I'm only guessing at the bottlenecks here, but I suspect a significant problem is that you reopen the output file every time you read a block.

Your for loop can be significantly improved by not iterating over the indexes, but the filenames themselves. You aren't using the index anyway. (see benj1's code for an example of this)

Your method of testing for the end of the file can be simplified. Just compare the length of the string that read() returned to the size you expected, and if it did not return enough, it has met EOF.

In addition, I think 10 KB is a rather small block size.

My version:



import os.path

Files = ["1.part", "2.part", "3.part"]
OutFile = "source"

ReadSize = 1024 * 1024 # 1 MB

out = open(OutFile, "a")

for filename in Files:
# Context manager (with statement). Ensures the file is closed, without doing it myself
with open(filename) as file:
while True:
tmp = file.read(ReadSize)
out.write(tmp)
if len(tmp) != ReadSize:
break

Thank you,
Now i got an idea.

I have one more question :
Is there is any other way to move all files in to a single file?

snova
November 30th, 2009, 06:42 AM
while loop
If the file is too large reading of full file takes large memory ?

A plain read() call will pull the entire file into memory. Memory is getting cheap and files aren't generally huge, but it's not the best idea.


Thank you,
Now i got an idea.

I have one more question :
Is there is any other way to move all files in to a single file?

How about cat? It just occurred to me:


cat 1.part 2.part 3.part > source
# Or even this:
cat *.part > source

baskar007
December 2nd, 2009, 09:06 AM
A plain read() call will pull the entire file into memory. Memory is getting cheap and files aren't generally huge, but it's not the best idea.

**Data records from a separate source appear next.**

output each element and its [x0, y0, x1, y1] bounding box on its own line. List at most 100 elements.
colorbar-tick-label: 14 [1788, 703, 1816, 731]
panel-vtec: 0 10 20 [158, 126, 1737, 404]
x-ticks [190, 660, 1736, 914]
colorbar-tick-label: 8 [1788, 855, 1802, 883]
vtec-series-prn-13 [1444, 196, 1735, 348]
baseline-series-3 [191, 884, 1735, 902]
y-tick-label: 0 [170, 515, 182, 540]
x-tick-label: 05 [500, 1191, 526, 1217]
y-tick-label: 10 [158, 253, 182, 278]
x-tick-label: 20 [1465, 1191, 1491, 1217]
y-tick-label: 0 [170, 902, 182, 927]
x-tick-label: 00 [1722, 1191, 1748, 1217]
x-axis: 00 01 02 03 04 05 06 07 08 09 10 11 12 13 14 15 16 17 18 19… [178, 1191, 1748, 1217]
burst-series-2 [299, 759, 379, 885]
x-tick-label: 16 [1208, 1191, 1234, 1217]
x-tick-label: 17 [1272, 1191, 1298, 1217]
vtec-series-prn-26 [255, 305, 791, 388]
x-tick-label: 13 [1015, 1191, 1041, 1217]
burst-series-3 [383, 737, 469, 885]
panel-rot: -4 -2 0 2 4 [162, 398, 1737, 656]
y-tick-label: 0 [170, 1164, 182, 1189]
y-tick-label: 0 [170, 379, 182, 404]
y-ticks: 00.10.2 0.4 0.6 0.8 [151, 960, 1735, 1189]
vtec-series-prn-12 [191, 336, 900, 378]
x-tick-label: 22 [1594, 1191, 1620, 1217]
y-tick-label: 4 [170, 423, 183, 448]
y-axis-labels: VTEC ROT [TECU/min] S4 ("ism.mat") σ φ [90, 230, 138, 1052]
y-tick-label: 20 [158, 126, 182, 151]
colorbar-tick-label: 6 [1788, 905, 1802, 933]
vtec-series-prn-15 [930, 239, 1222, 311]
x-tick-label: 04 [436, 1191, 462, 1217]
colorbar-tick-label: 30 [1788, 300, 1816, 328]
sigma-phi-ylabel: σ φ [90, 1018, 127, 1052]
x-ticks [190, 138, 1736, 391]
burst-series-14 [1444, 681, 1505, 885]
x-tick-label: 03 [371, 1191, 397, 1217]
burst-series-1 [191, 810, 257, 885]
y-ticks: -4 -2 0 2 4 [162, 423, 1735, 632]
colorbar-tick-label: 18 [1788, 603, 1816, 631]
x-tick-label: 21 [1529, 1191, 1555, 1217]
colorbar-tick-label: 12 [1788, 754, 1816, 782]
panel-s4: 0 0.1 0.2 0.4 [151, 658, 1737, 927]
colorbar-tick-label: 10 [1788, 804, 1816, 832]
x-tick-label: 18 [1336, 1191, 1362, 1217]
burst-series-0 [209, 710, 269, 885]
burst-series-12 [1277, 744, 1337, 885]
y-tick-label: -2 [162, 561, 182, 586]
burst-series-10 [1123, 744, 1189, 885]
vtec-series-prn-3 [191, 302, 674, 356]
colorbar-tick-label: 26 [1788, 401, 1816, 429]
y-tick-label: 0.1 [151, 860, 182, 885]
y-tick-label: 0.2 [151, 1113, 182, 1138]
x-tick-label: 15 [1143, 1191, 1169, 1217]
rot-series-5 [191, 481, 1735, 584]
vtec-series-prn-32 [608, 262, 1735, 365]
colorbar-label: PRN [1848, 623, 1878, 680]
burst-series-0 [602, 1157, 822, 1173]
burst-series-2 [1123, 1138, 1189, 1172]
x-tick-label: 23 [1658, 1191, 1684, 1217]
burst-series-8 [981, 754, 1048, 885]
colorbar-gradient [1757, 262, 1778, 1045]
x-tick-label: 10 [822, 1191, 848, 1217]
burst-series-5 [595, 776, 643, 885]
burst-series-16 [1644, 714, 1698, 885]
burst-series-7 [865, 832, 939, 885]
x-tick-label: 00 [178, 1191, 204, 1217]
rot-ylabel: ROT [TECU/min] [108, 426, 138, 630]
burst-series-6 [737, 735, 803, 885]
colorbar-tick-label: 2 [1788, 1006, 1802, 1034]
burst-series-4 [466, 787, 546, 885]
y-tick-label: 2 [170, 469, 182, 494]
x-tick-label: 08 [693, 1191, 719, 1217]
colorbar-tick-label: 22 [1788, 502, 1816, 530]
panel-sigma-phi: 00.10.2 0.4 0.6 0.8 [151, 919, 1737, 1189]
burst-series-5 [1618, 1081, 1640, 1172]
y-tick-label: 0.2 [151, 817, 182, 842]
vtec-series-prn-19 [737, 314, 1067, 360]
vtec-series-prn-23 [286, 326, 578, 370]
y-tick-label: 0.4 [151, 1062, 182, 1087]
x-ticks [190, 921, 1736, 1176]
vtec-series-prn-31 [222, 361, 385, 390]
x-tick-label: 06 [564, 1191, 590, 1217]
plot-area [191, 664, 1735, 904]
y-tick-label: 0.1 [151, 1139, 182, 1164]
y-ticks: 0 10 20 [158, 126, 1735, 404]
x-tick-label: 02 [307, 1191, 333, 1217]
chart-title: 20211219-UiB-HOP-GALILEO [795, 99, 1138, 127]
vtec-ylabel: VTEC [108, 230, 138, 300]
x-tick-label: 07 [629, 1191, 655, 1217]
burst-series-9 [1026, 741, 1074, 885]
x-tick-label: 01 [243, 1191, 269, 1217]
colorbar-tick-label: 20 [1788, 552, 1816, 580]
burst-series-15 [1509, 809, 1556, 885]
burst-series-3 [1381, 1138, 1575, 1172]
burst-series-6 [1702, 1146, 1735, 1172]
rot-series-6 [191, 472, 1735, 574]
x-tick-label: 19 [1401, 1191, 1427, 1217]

How about cat? It just occurred to me:


cat 1.part 2.part 3.part > source
# Or even this:
cat *.part > source
is *cat* is python code?

nvteighen
December 2nd, 2009, 02:53 PM
is *cat* is python code?

No, it's a command line utility.

DaithiF
December 2nd, 2009, 11:27 PM
is *cat* is python code?
+1 for cat. if it has to be python, you could cheat by wrapping python around cat :p

import subprocess
subprocess.Popen('cat %s > newfile.txt' % ' '.join(files), shell=True)though cats don't normally like being wrapped by pythons ;) melon helmets are fine tho.

fiddler616
December 3rd, 2009, 04:06 AM
though cats don't normally like being wrapped by pythons
Classy.

Does subprocess.Popen(str) arbitarily run str through a bash interpreter? Are there any limits? I feel like this could get out of hand, although I guess bash has:

python -c "<insert code here>"

DaithiF
December 3rd, 2009, 10:08 PM
Classy.

Does subprocess.Popen(str) arbitarily run str through a bash interpreter?

no, not unless you pass True for the Shell parameter.